William Jacobs, lead investigator of the study, found that isoniazid-resistant TB was deficient in a molecule called mycothiol - suggesting TB cannot make this molecule and may contain more of an amino acid called cysteine.

Drug resistant tuberculosis
Around 650,000 people worldwide now have drug-resistant TB (Reuters)

"We predicted that if we added isoniazid and cysteine to isoniazid-sensitive M. tuberculosis in culture, the bacteria would develop resistance. Instead, we ended up killing off the culture- something totally unexpected."

The team then suggested that cysteine was helping to kill the drug-resistant TB by triggering the production of reactive oxygen species, a by-product of the metabolism of oxygen that damages DNA.

To test the theory, they repeated the experiment using isoniazid and Vitamin C, which also acts as a reducing agent.

"The combination of isoniazid and vitamin C sterilized the M. tuberculosis culture. We were then amazed to discover that vitamin C by itself not only sterilized the drug-susceptible TB, but also sterilized multi-drug-resistant tuberculosis and extensively drug-resistant tuberculosis strains," Jacobs said.

After further research, the team found vitamin C kills the virus by inducing what is known as a Fenton reaction.
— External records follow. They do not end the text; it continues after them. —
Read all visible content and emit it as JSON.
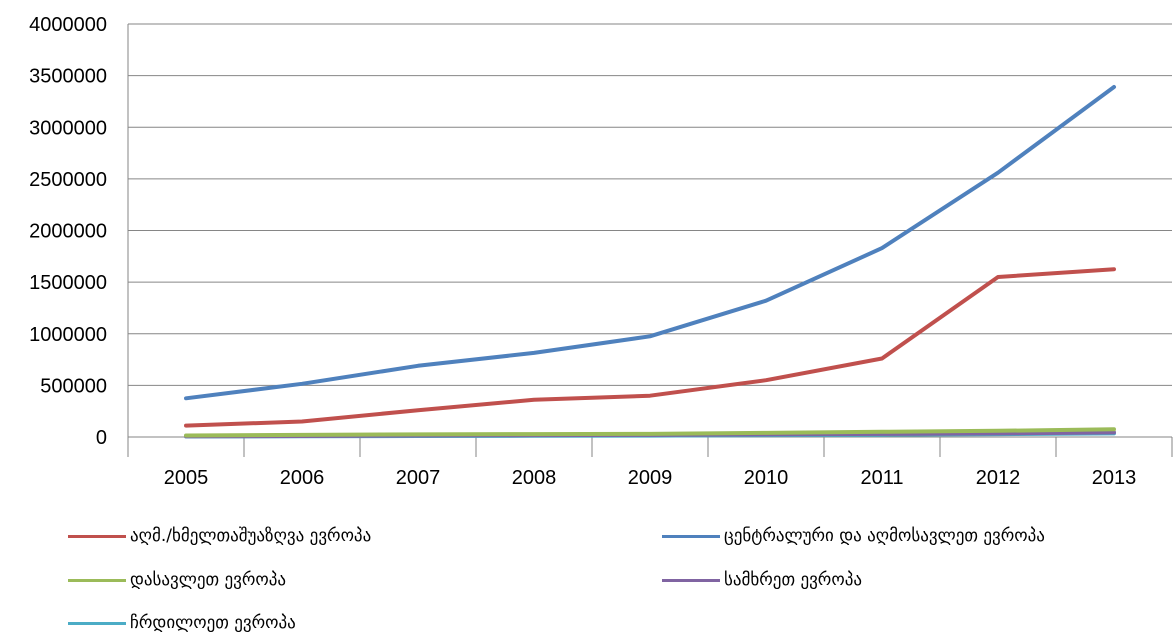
{
  "chart_data": {
    "type": "line",
    "title": "",
    "xlabel": "",
    "ylabel": "",
    "x": [
      "2005",
      "2006",
      "2007",
      "2008",
      "2009",
      "2010",
      "2011",
      "2012",
      "2013"
    ],
    "ylim": [
      0,
      4000000
    ],
    "yticks": [
      "0",
      "500000",
      "1000000",
      "1500000",
      "2000000",
      "2500000",
      "3000000",
      "3500000",
      "4000000"
    ],
    "grid": true,
    "legend_position": "bottom",
    "series": [
      {
        "name": "აღმ./ხმელთაშუაზღვა ევროპა",
        "color": "#C0504D",
        "values": [
          110000,
          150000,
          260000,
          360000,
          400000,
          550000,
          760000,
          1550000,
          1625000
        ]
      },
      {
        "name": "ცენტრალური და აღმოსავლეთ ევროპა",
        "color": "#4F81BD",
        "values": [
          375000,
          515000,
          690000,
          815000,
          975000,
          1320000,
          1830000,
          2560000,
          3390000
        ]
      },
      {
        "name": "დასავლეთ ევროპა",
        "color": "#9BBB59",
        "values": [
          15000,
          20000,
          25000,
          28000,
          30000,
          40000,
          50000,
          60000,
          75000
        ]
      },
      {
        "name": "სამხრეთ ევროპა",
        "color": "#8064A2",
        "values": [
          8000,
          10000,
          15000,
          18000,
          20000,
          25000,
          30000,
          35000,
          45000
        ]
      },
      {
        "name": "ჩრდილოეთ ევროპა",
        "color": "#4BACC6",
        "values": [
          5000,
          7000,
          10000,
          12000,
          14000,
          18000,
          22000,
          28000,
          35000
        ]
      }
    ]
  }
}
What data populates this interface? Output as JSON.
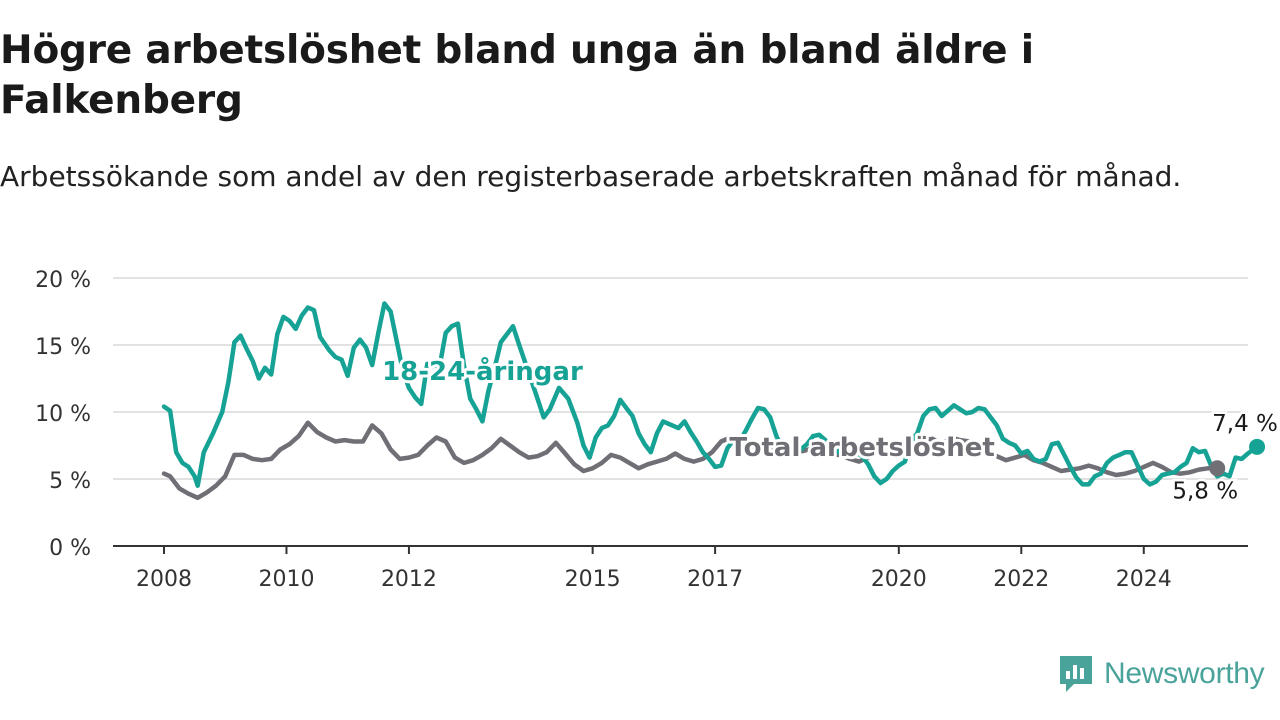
{
  "title": "Högre arbetslöshet bland unga än bland äldre i Falkenberg",
  "subtitle": "Arbetssökande som andel av den registerbaserade arbetskraften månad för månad.",
  "brand": {
    "name": "Newsworthy",
    "color": "#4aa39b"
  },
  "chart_data": {
    "type": "line",
    "xlim": [
      2008.0,
      2026.25
    ],
    "ylim": [
      0,
      20
    ],
    "x_ticks": [
      {
        "x": 2008,
        "label": "2008"
      },
      {
        "x": 2010,
        "label": "2010"
      },
      {
        "x": 2012,
        "label": "2012"
      },
      {
        "x": 2015,
        "label": "2015"
      },
      {
        "x": 2017,
        "label": "2017"
      },
      {
        "x": 2020,
        "label": "2020"
      },
      {
        "x": 2022,
        "label": "2022"
      },
      {
        "x": 2024,
        "label": "2024"
      }
    ],
    "y_ticks": [
      {
        "y": 0,
        "label": "0 %"
      },
      {
        "y": 5,
        "label": "5 %"
      },
      {
        "y": 10,
        "label": "10 %"
      },
      {
        "y": 15,
        "label": "15 %"
      },
      {
        "y": 20,
        "label": "20 %"
      }
    ],
    "grid": true,
    "series": [
      {
        "name": "Total arbetslöshet",
        "color": "#716f76",
        "end_label": "5,8 %",
        "points": [
          [
            2008.0,
            5.4
          ],
          [
            2008.1,
            5.2
          ],
          [
            2008.25,
            4.3
          ],
          [
            2008.4,
            3.9
          ],
          [
            2008.55,
            3.6
          ],
          [
            2008.7,
            4.0
          ],
          [
            2008.85,
            4.5
          ],
          [
            2009.0,
            5.2
          ],
          [
            2009.15,
            6.8
          ],
          [
            2009.3,
            6.8
          ],
          [
            2009.45,
            6.5
          ],
          [
            2009.6,
            6.4
          ],
          [
            2009.75,
            6.5
          ],
          [
            2009.9,
            7.2
          ],
          [
            2010.05,
            7.6
          ],
          [
            2010.2,
            8.2
          ],
          [
            2010.35,
            9.2
          ],
          [
            2010.5,
            8.5
          ],
          [
            2010.65,
            8.1
          ],
          [
            2010.8,
            7.8
          ],
          [
            2010.95,
            7.9
          ],
          [
            2011.1,
            7.8
          ],
          [
            2011.25,
            7.8
          ],
          [
            2011.4,
            9.0
          ],
          [
            2011.55,
            8.4
          ],
          [
            2011.7,
            7.2
          ],
          [
            2011.85,
            6.5
          ],
          [
            2012.0,
            6.6
          ],
          [
            2012.15,
            6.8
          ],
          [
            2012.3,
            7.5
          ],
          [
            2012.45,
            8.1
          ],
          [
            2012.6,
            7.8
          ],
          [
            2012.75,
            6.6
          ],
          [
            2012.9,
            6.2
          ],
          [
            2013.05,
            6.4
          ],
          [
            2013.2,
            6.8
          ],
          [
            2013.35,
            7.3
          ],
          [
            2013.5,
            8.0
          ],
          [
            2013.65,
            7.5
          ],
          [
            2013.8,
            7.0
          ],
          [
            2013.95,
            6.6
          ],
          [
            2014.1,
            6.7
          ],
          [
            2014.25,
            7.0
          ],
          [
            2014.4,
            7.7
          ],
          [
            2014.55,
            6.9
          ],
          [
            2014.7,
            6.1
          ],
          [
            2014.85,
            5.6
          ],
          [
            2015.0,
            5.8
          ],
          [
            2015.15,
            6.2
          ],
          [
            2015.3,
            6.8
          ],
          [
            2015.45,
            6.6
          ],
          [
            2015.6,
            6.2
          ],
          [
            2015.75,
            5.8
          ],
          [
            2015.9,
            6.1
          ],
          [
            2016.05,
            6.3
          ],
          [
            2016.2,
            6.5
          ],
          [
            2016.35,
            6.9
          ],
          [
            2016.5,
            6.5
          ],
          [
            2016.65,
            6.3
          ],
          [
            2016.8,
            6.5
          ],
          [
            2016.95,
            7.0
          ],
          [
            2017.1,
            7.8
          ],
          [
            2017.25,
            8.1
          ],
          [
            2017.4,
            7.6
          ],
          [
            2017.55,
            7.3
          ],
          [
            2017.7,
            7.1
          ],
          [
            2017.85,
            7.2
          ],
          [
            2018.0,
            7.6
          ],
          [
            2018.15,
            7.4
          ],
          [
            2018.3,
            7.0
          ],
          [
            2018.45,
            7.1
          ],
          [
            2018.6,
            7.3
          ],
          [
            2018.75,
            7.0
          ],
          [
            2018.9,
            6.8
          ],
          [
            2019.05,
            6.8
          ],
          [
            2019.2,
            6.5
          ],
          [
            2019.35,
            6.3
          ],
          [
            2019.5,
            6.6
          ],
          [
            2019.65,
            6.9
          ],
          [
            2019.8,
            6.7
          ],
          [
            2019.95,
            6.8
          ],
          [
            2020.1,
            7.2
          ],
          [
            2020.25,
            7.6
          ],
          [
            2020.4,
            7.9
          ],
          [
            2020.55,
            8.0
          ],
          [
            2020.7,
            7.6
          ],
          [
            2020.85,
            8.1
          ],
          [
            2021.0,
            7.9
          ],
          [
            2021.15,
            7.8
          ],
          [
            2021.3,
            7.5
          ],
          [
            2021.45,
            7.0
          ],
          [
            2021.6,
            6.7
          ],
          [
            2021.75,
            6.4
          ],
          [
            2021.9,
            6.6
          ],
          [
            2022.05,
            6.8
          ],
          [
            2022.2,
            6.4
          ],
          [
            2022.35,
            6.2
          ],
          [
            2022.5,
            5.9
          ],
          [
            2022.65,
            5.6
          ],
          [
            2022.8,
            5.7
          ],
          [
            2022.95,
            5.8
          ],
          [
            2023.1,
            6.0
          ],
          [
            2023.25,
            5.8
          ],
          [
            2023.4,
            5.5
          ],
          [
            2023.55,
            5.3
          ],
          [
            2023.7,
            5.4
          ],
          [
            2023.85,
            5.6
          ],
          [
            2024.0,
            5.9
          ],
          [
            2024.15,
            6.2
          ],
          [
            2024.3,
            5.9
          ],
          [
            2024.45,
            5.5
          ],
          [
            2024.6,
            5.4
          ],
          [
            2024.75,
            5.5
          ],
          [
            2024.9,
            5.7
          ],
          [
            2025.05,
            5.8
          ],
          [
            2025.2,
            5.8
          ]
        ]
      },
      {
        "name": "18-24-åringar",
        "color": "#16a294",
        "end_label": "7,4 %",
        "points": [
          [
            2008.0,
            10.4
          ],
          [
            2008.1,
            10.1
          ],
          [
            2008.2,
            7.0
          ],
          [
            2008.3,
            6.2
          ],
          [
            2008.4,
            5.9
          ],
          [
            2008.5,
            5.2
          ],
          [
            2008.55,
            4.5
          ],
          [
            2008.65,
            7.0
          ],
          [
            2008.8,
            8.4
          ],
          [
            2008.95,
            10.0
          ],
          [
            2009.05,
            12.2
          ],
          [
            2009.15,
            15.2
          ],
          [
            2009.25,
            15.7
          ],
          [
            2009.35,
            14.7
          ],
          [
            2009.45,
            13.8
          ],
          [
            2009.55,
            12.5
          ],
          [
            2009.65,
            13.3
          ],
          [
            2009.75,
            12.8
          ],
          [
            2009.85,
            15.8
          ],
          [
            2009.95,
            17.1
          ],
          [
            2010.05,
            16.8
          ],
          [
            2010.15,
            16.2
          ],
          [
            2010.25,
            17.2
          ],
          [
            2010.35,
            17.8
          ],
          [
            2010.45,
            17.6
          ],
          [
            2010.55,
            15.6
          ],
          [
            2010.7,
            14.6
          ],
          [
            2010.8,
            14.1
          ],
          [
            2010.9,
            13.9
          ],
          [
            2011.0,
            12.7
          ],
          [
            2011.1,
            14.8
          ],
          [
            2011.2,
            15.4
          ],
          [
            2011.3,
            14.8
          ],
          [
            2011.4,
            13.5
          ],
          [
            2011.5,
            15.9
          ],
          [
            2011.6,
            18.1
          ],
          [
            2011.7,
            17.5
          ],
          [
            2011.8,
            15.3
          ],
          [
            2011.9,
            13.1
          ],
          [
            2012.0,
            11.8
          ],
          [
            2012.1,
            11.1
          ],
          [
            2012.2,
            10.6
          ],
          [
            2012.3,
            13.6
          ],
          [
            2012.4,
            13.5
          ],
          [
            2012.5,
            13.4
          ],
          [
            2012.6,
            15.9
          ],
          [
            2012.7,
            16.4
          ],
          [
            2012.8,
            16.6
          ],
          [
            2012.9,
            13.4
          ],
          [
            2013.0,
            11.0
          ],
          [
            2013.1,
            10.2
          ],
          [
            2013.2,
            9.3
          ],
          [
            2013.3,
            11.6
          ],
          [
            2013.4,
            13.3
          ],
          [
            2013.5,
            15.2
          ],
          [
            2013.6,
            15.8
          ],
          [
            2013.7,
            16.4
          ],
          [
            2013.8,
            15.0
          ],
          [
            2013.95,
            13.0
          ],
          [
            2014.1,
            11.0
          ],
          [
            2014.2,
            9.6
          ],
          [
            2014.3,
            10.2
          ],
          [
            2014.45,
            11.8
          ],
          [
            2014.6,
            11.0
          ],
          [
            2014.75,
            9.2
          ],
          [
            2014.85,
            7.5
          ],
          [
            2014.95,
            6.6
          ],
          [
            2015.05,
            8.1
          ],
          [
            2015.15,
            8.8
          ],
          [
            2015.25,
            9.0
          ],
          [
            2015.35,
            9.7
          ],
          [
            2015.45,
            10.9
          ],
          [
            2015.55,
            10.3
          ],
          [
            2015.65,
            9.7
          ],
          [
            2015.75,
            8.4
          ],
          [
            2015.85,
            7.6
          ],
          [
            2015.95,
            7.0
          ],
          [
            2016.05,
            8.4
          ],
          [
            2016.15,
            9.3
          ],
          [
            2016.3,
            9.0
          ],
          [
            2016.4,
            8.8
          ],
          [
            2016.5,
            9.3
          ],
          [
            2016.6,
            8.5
          ],
          [
            2016.7,
            7.8
          ],
          [
            2016.8,
            7.0
          ],
          [
            2016.9,
            6.5
          ],
          [
            2017.0,
            5.9
          ],
          [
            2017.1,
            6.0
          ],
          [
            2017.2,
            7.3
          ],
          [
            2017.3,
            7.9
          ],
          [
            2017.4,
            7.8
          ],
          [
            2017.5,
            8.6
          ],
          [
            2017.6,
            9.5
          ],
          [
            2017.7,
            10.3
          ],
          [
            2017.8,
            10.2
          ],
          [
            2017.9,
            9.6
          ],
          [
            2018.0,
            8.2
          ],
          [
            2018.1,
            7.3
          ],
          [
            2018.2,
            6.9
          ],
          [
            2018.3,
            7.0
          ],
          [
            2018.4,
            7.2
          ],
          [
            2018.5,
            7.6
          ],
          [
            2018.6,
            8.2
          ],
          [
            2018.7,
            8.3
          ],
          [
            2018.8,
            7.9
          ],
          [
            2018.9,
            7.3
          ],
          [
            2019.0,
            7.0
          ],
          [
            2019.1,
            7.4
          ],
          [
            2019.2,
            7.3
          ],
          [
            2019.3,
            7.0
          ],
          [
            2019.4,
            6.7
          ],
          [
            2019.5,
            6.1
          ],
          [
            2019.6,
            5.2
          ],
          [
            2019.7,
            4.7
          ],
          [
            2019.8,
            5.0
          ],
          [
            2019.9,
            5.6
          ],
          [
            2020.0,
            6.0
          ],
          [
            2020.1,
            6.3
          ],
          [
            2020.2,
            7.8
          ],
          [
            2020.3,
            8.4
          ],
          [
            2020.4,
            9.7
          ],
          [
            2020.5,
            10.2
          ],
          [
            2020.6,
            10.3
          ],
          [
            2020.7,
            9.7
          ],
          [
            2020.8,
            10.1
          ],
          [
            2020.9,
            10.5
          ],
          [
            2021.0,
            10.2
          ],
          [
            2021.1,
            9.9
          ],
          [
            2021.2,
            10.0
          ],
          [
            2021.3,
            10.3
          ],
          [
            2021.4,
            10.2
          ],
          [
            2021.5,
            9.6
          ],
          [
            2021.6,
            9.0
          ],
          [
            2021.7,
            8.0
          ],
          [
            2021.8,
            7.7
          ],
          [
            2021.9,
            7.5
          ],
          [
            2022.0,
            6.9
          ],
          [
            2022.1,
            7.1
          ],
          [
            2022.2,
            6.5
          ],
          [
            2022.3,
            6.3
          ],
          [
            2022.4,
            6.5
          ],
          [
            2022.5,
            7.6
          ],
          [
            2022.6,
            7.7
          ],
          [
            2022.7,
            6.8
          ],
          [
            2022.8,
            5.9
          ],
          [
            2022.9,
            5.1
          ],
          [
            2023.0,
            4.6
          ],
          [
            2023.1,
            4.6
          ],
          [
            2023.2,
            5.2
          ],
          [
            2023.3,
            5.4
          ],
          [
            2023.4,
            6.2
          ],
          [
            2023.5,
            6.6
          ],
          [
            2023.6,
            6.8
          ],
          [
            2023.7,
            7.0
          ],
          [
            2023.8,
            7.0
          ],
          [
            2023.9,
            6.0
          ],
          [
            2024.0,
            5.0
          ],
          [
            2024.1,
            4.6
          ],
          [
            2024.2,
            4.8
          ],
          [
            2024.3,
            5.3
          ],
          [
            2024.4,
            5.4
          ],
          [
            2024.5,
            5.5
          ],
          [
            2024.6,
            5.9
          ],
          [
            2024.7,
            6.2
          ],
          [
            2024.8,
            7.3
          ],
          [
            2024.9,
            7.0
          ],
          [
            2025.0,
            7.1
          ],
          [
            2025.1,
            6.0
          ],
          [
            2025.2,
            5.2
          ],
          [
            2025.3,
            5.4
          ],
          [
            2025.4,
            5.2
          ],
          [
            2025.5,
            6.6
          ],
          [
            2025.6,
            6.5
          ],
          [
            2025.7,
            6.9
          ],
          [
            2025.85,
            7.4
          ]
        ]
      }
    ],
    "annotations": [
      {
        "text": "18-24-åringar",
        "x": 2013.2,
        "y": 12.4,
        "series": "18-24-åringar"
      },
      {
        "text": "Total arbetslöshet",
        "x": 2019.4,
        "y": 6.7,
        "series": "Total arbetslöshet"
      }
    ]
  }
}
This causes iron to react with other molecules to create reactive oxygen species, which in turn kills the TB bacteria.

"We don't know whether vitamin C will work in humans, but we now have a rational basis for doing a clinical trial," said Dr. Jacobs.

"It also helps that we know vitamin C is inexpensive, widely available and very safe to use. At the very least, this work shows us a new mechanism that we can exploit to attack TB."